Rod Stephen believed costumes based on ABBA white kimonos would have the most appeal when compared to Queen and The Beatles. Rod had not come up with any names for a Beatles or Queen tribute band. Stephen ended up writing 50 names down, but ultimately settled on Björn Again, based on the skiing name he used.
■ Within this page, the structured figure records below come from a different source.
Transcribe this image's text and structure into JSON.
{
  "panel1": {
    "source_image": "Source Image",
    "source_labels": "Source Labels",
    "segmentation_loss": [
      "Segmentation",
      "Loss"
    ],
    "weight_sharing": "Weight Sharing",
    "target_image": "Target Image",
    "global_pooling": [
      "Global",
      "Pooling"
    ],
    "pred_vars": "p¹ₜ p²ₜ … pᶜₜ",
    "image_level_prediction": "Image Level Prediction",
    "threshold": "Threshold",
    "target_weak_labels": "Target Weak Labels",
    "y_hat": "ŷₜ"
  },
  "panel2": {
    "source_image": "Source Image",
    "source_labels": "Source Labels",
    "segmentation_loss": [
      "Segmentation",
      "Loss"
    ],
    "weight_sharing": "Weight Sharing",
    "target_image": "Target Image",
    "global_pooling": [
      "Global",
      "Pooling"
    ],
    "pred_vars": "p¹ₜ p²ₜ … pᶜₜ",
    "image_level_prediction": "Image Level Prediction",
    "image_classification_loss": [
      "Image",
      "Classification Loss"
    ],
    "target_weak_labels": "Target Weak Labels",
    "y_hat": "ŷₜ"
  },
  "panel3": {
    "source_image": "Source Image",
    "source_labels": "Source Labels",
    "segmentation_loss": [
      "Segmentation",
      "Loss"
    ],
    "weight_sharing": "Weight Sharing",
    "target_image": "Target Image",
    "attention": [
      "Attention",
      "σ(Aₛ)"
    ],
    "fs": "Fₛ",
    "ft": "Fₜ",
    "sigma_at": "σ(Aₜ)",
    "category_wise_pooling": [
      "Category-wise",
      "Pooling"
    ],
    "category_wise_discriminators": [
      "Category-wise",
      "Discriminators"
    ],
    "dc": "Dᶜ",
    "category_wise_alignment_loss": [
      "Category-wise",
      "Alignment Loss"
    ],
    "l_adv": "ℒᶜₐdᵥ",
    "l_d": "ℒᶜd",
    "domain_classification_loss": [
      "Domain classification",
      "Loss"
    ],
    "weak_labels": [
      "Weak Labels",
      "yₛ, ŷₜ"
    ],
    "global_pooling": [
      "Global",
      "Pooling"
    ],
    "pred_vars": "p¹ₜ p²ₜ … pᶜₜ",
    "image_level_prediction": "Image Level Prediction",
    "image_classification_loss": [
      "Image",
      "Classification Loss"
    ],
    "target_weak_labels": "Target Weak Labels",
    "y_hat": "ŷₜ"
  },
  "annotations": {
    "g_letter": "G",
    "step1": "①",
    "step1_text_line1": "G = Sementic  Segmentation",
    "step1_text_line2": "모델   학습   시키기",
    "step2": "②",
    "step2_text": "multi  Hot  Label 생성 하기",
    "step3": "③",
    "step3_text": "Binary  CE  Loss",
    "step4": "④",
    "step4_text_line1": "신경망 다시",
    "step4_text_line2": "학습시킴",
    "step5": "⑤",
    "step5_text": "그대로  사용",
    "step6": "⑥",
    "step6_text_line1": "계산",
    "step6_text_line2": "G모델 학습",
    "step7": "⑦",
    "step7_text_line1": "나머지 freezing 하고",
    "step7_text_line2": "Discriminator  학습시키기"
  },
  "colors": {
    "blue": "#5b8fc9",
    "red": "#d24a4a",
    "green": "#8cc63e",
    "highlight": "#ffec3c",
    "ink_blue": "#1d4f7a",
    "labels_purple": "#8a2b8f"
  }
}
Throughout the rest of the first weekend Rod spoke to musical colleague Andrew Cocks who thought the idea of Björn Again was too far fetched - also family and other friends as well as former Crows bandmate Peter Ryan about this concept. Peter agreed it sounded good and was convinced that the other Crow Gavin would want to be a part of too which was when Rod started drafting an advertsiment for two new female singers.

== On tour ==

- 1988 / 1989 Rehearsals / first shows in Melbourne (Rod performing as Björn Volvo-us)
- 1990 – Sweden tour
- 1991 – Rest of the world
- 1999 - Lokerse Feesten
- 2010 - Tampa (USA)
- 2011 - Shetland
- 2018 - Cardiff (Wales),
- 2019 – Glastonbury (UK)
- 2021 – Manchester (UK)
- 2023 – Inverness (Scotland), Oman
- 2025 – Brighton (UK), Dublin (Ireland)

== TV and radio ==

- In 1975 Rod was interviewed by Australian TV presenter / DJ Greg Evans for a Channel 10 ABBA special filmed in Nunawading declaring "I am not a big fan of ABBA's music but I really fancy the two girls!!"
- In 1990 Australia CH9  "The Documentary Björn Again"  (Super Channel)
- In 1991 Rod appeared with Björn Again on Johnathon Ross Channel X. Rod appeared with Björn Again on National TV SWEDEN "Nattkafe" to promote ABBA Gold (ABBA's first compilation CD)
- In 1992 BBC TV TOTP / BBC at the Pebble Mill Studios  – "A little respect"  MTV ABBA weekend "Stop"
- BBC 1 Blue Peter: twice
- In 1999 Ch5: documentary ABBA Björn Again
- In 2005 Zoe Ball 'Faking it Ireland' at Oxegen with Green Day and a special television performance with Zoe Ball's "Faking It" Ex-Blue Peter presenters Peter Duncan, Janet Ellis, Stuart Miles and Romana D'Annunzio
- Itv this morning
- 2008 BBC 1 Graham Norton One & only show
- 2008 BBC 1 Breakfast 20th anniversary interview
- 2009 BBC 1 Breakfast Putin
- 2010 Sotogrande Television's Martine Williams interviewing Björn Again founder Rod Stephen at the Bullring in Marbella, Spain
- 2019 BBC Radio 2: Zoe Ball performance before opening Glastonbury Pyramid stage
- 2019 Gogglebox Shaun Ryder / Bez Happy Mondays
- 2020 Victoria Derbyshire interview
- 2021 BBC Radio 4: "The crazy thing was looking out and seeing a sea of very young faces enjoying Abba's music," Rod Stephen, co-founder of Bjorn Again, told BBC Radio 4's Today programme on Friday."
- 2023 SKY TV Never Mind the Buzzcocks Christmas
- 2024 Steve Blame

== Books and other projects ==

- Bondi Bruce (Bruce Hopkins) – Animated TV talk show host and part-tie surf lifesaver Ch4 Big Breakfast in 2000 at Sydney Olympics
- Don't fight the band that heeds you – TV documentary about ABBA / Pink Floyd and their tributes with Storm Thorgerson
- Rod Operation Sterling – Scotland Yard international police project (The winner takes it all)
- In 2018 Rod featured in Stany Van Wymeersch's book 'We all love ABBA' and also in 2023 for the Expanded Edition.